The return to in-person
schooling has been a fraught subject. I am well aware of the concerns that
teachers and parents bring to the subject (and aware, too, that I speak from a
position of privilege, not having to decide about sending a youngster into a
school building).
But I fear that our young
people--teenagers especially—are just missing out on too much. Even some
partial return to school will not bring back, until the pandemic subsides, the
ritual celebrations that are landmarks in a young person’s life: graduations,
proms, sporting events that bring together students and the community in
celebration. These are the real, true (as opposed to virtual) stuff of
experience that leads to wisdom.
Which brings me back to the
Swifts. As dusk fell, the birds began appearing from all points on the
compass—as if called by some music pitched beyond the hearing of humans—and for
the next 20 minutes or so would circle the chimney in an ever-growing gathering
as the birds arrived, 500 or more, from every part of the sky.
Just before the sun dipped
below the horizon, they began one by one, then in greater numbers, to dive into
the chimney where they would roost for the night.
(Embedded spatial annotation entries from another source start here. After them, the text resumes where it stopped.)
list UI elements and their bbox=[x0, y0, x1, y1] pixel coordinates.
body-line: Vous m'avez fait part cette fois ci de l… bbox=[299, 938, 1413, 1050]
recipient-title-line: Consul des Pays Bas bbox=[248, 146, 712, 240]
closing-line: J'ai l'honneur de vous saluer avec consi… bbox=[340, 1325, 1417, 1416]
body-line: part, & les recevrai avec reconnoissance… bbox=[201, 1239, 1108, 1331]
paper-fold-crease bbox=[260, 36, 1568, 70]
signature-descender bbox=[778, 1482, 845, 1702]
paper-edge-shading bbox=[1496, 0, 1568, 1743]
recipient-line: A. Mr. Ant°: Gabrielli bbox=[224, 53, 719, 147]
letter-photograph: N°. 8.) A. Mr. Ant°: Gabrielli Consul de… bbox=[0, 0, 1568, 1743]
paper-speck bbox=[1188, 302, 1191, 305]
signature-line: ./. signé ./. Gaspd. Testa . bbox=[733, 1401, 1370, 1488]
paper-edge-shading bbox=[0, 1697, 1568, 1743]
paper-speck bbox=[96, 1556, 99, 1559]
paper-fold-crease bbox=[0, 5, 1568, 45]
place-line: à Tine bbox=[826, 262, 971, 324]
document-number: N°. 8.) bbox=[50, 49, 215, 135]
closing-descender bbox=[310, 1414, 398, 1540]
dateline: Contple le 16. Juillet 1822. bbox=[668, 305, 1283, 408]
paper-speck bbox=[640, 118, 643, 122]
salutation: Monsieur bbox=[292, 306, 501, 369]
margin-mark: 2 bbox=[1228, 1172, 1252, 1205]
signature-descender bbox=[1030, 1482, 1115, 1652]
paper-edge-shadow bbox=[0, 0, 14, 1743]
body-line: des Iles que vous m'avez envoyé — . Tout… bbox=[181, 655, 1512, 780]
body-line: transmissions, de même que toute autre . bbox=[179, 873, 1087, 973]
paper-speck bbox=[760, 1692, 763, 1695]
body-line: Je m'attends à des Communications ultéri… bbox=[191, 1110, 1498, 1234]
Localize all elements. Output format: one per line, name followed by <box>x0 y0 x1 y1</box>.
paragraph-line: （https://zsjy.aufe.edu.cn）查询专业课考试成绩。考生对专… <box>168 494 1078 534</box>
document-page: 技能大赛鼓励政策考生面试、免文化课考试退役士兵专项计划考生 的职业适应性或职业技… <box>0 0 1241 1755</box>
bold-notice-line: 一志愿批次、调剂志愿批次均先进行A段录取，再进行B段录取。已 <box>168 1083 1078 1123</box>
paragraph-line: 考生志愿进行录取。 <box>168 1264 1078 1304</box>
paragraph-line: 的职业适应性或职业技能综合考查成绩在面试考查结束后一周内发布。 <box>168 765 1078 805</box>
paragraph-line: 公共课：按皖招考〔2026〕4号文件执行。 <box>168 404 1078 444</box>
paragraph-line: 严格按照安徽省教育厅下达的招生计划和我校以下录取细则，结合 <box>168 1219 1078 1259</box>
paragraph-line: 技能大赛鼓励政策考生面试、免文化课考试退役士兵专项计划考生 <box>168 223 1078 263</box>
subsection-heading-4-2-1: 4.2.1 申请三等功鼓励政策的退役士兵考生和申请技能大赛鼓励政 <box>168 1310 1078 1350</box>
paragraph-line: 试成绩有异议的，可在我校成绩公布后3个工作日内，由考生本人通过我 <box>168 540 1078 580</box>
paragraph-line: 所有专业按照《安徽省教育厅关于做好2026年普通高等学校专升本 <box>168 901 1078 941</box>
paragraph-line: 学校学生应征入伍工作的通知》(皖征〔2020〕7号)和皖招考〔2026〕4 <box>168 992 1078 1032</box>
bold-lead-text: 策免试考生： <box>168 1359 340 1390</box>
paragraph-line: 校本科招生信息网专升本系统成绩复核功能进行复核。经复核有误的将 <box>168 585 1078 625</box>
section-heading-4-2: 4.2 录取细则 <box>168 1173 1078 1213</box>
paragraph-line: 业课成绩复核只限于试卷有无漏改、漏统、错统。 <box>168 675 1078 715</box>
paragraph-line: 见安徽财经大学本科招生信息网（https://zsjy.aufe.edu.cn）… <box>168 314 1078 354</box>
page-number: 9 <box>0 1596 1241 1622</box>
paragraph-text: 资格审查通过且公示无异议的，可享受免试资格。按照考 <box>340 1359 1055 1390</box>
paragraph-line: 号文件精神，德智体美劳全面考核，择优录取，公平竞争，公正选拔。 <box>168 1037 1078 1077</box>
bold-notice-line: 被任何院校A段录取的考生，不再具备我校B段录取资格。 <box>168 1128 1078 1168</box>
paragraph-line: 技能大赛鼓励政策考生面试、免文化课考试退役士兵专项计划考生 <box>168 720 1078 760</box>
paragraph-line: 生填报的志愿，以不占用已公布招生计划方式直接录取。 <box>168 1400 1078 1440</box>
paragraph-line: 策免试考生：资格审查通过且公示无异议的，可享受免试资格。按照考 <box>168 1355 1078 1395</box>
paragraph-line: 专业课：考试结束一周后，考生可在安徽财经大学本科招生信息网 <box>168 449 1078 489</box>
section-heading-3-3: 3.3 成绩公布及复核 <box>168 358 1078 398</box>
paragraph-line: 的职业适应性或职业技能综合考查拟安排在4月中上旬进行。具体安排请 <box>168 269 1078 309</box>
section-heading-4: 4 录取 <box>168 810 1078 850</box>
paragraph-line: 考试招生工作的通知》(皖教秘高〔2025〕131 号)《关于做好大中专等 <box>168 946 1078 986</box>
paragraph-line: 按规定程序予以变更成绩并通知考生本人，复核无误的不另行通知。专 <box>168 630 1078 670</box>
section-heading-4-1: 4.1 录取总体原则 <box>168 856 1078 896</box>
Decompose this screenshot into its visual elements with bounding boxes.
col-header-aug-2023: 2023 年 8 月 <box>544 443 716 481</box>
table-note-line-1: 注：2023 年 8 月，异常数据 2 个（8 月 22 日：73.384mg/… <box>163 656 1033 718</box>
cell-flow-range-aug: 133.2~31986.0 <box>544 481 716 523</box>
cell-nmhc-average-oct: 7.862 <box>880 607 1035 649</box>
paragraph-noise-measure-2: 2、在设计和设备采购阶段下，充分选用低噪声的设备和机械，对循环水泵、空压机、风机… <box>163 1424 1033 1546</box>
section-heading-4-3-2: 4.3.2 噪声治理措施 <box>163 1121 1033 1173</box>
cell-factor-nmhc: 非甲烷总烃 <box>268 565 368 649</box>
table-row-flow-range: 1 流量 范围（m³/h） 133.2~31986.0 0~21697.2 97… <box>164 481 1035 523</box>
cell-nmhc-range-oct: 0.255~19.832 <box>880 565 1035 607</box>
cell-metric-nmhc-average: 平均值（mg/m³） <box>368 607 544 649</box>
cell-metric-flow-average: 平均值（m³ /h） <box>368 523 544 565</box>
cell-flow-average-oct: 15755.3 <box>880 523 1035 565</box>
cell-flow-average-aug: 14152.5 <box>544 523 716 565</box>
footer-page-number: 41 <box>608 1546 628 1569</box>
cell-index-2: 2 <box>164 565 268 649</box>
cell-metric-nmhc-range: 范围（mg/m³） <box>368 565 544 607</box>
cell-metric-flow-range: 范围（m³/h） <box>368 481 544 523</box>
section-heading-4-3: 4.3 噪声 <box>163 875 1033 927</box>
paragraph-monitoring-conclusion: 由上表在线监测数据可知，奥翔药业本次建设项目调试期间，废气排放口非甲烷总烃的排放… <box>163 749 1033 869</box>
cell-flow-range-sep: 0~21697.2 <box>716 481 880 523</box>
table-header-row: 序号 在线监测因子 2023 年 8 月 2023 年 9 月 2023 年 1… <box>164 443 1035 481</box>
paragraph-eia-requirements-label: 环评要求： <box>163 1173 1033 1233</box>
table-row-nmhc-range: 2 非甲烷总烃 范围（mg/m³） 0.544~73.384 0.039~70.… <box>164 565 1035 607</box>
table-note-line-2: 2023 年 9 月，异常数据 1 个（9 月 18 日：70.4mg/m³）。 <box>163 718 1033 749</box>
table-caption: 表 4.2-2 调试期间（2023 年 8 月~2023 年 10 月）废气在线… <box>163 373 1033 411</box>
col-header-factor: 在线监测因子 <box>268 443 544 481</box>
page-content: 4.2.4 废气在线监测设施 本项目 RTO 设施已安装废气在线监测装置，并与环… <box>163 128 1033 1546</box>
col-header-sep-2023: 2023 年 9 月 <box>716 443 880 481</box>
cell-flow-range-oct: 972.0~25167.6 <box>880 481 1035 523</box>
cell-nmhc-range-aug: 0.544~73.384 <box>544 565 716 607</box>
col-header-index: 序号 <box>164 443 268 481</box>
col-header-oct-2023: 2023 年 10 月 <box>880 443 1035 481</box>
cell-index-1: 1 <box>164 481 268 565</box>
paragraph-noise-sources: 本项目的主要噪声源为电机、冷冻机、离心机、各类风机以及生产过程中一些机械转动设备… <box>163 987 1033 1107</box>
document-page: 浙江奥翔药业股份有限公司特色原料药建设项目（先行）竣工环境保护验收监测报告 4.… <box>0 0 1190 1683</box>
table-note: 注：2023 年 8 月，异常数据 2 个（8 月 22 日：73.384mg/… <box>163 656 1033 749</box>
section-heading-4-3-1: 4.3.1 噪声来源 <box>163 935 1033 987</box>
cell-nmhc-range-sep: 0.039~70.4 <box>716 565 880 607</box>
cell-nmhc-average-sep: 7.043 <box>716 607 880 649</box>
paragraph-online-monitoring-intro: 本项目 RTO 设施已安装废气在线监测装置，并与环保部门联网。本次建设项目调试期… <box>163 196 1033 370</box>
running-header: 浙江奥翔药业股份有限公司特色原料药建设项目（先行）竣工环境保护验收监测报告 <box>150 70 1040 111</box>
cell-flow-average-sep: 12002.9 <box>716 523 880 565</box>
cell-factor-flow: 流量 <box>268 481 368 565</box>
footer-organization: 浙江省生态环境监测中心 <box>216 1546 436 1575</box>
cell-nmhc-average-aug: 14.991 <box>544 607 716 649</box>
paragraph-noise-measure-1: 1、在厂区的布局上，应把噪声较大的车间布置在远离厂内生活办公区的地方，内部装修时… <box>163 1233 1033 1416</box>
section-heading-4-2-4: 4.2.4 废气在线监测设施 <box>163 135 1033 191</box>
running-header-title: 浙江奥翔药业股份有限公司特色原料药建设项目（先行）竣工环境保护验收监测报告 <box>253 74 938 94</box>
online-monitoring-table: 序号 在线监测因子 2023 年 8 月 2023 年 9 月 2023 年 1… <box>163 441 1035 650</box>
As they dove, the circling
flight grew tighter like the funnel of a hurricane, winding its way to a finish
as the last of the birds disappeared for the night.
I have never seen anything like
it. The memory of it—and my pictures and videos—will endure as a highlight of
that terrible year. There is a music, a communal rhythm woven into the fabric
of nature, and into our human nature as well. May this pandemic speedily end
that we might return in person to celebrating birthdays and baptisms, brises
and bar mitzvahs, first communions, graduation ceremonies and proms, weddings
and funerals. These are own ritual gatherings, evolved over years to correspond
to that music only you and I can hear, the real, true thing, the wisdom of our
species and the only real news you need to know.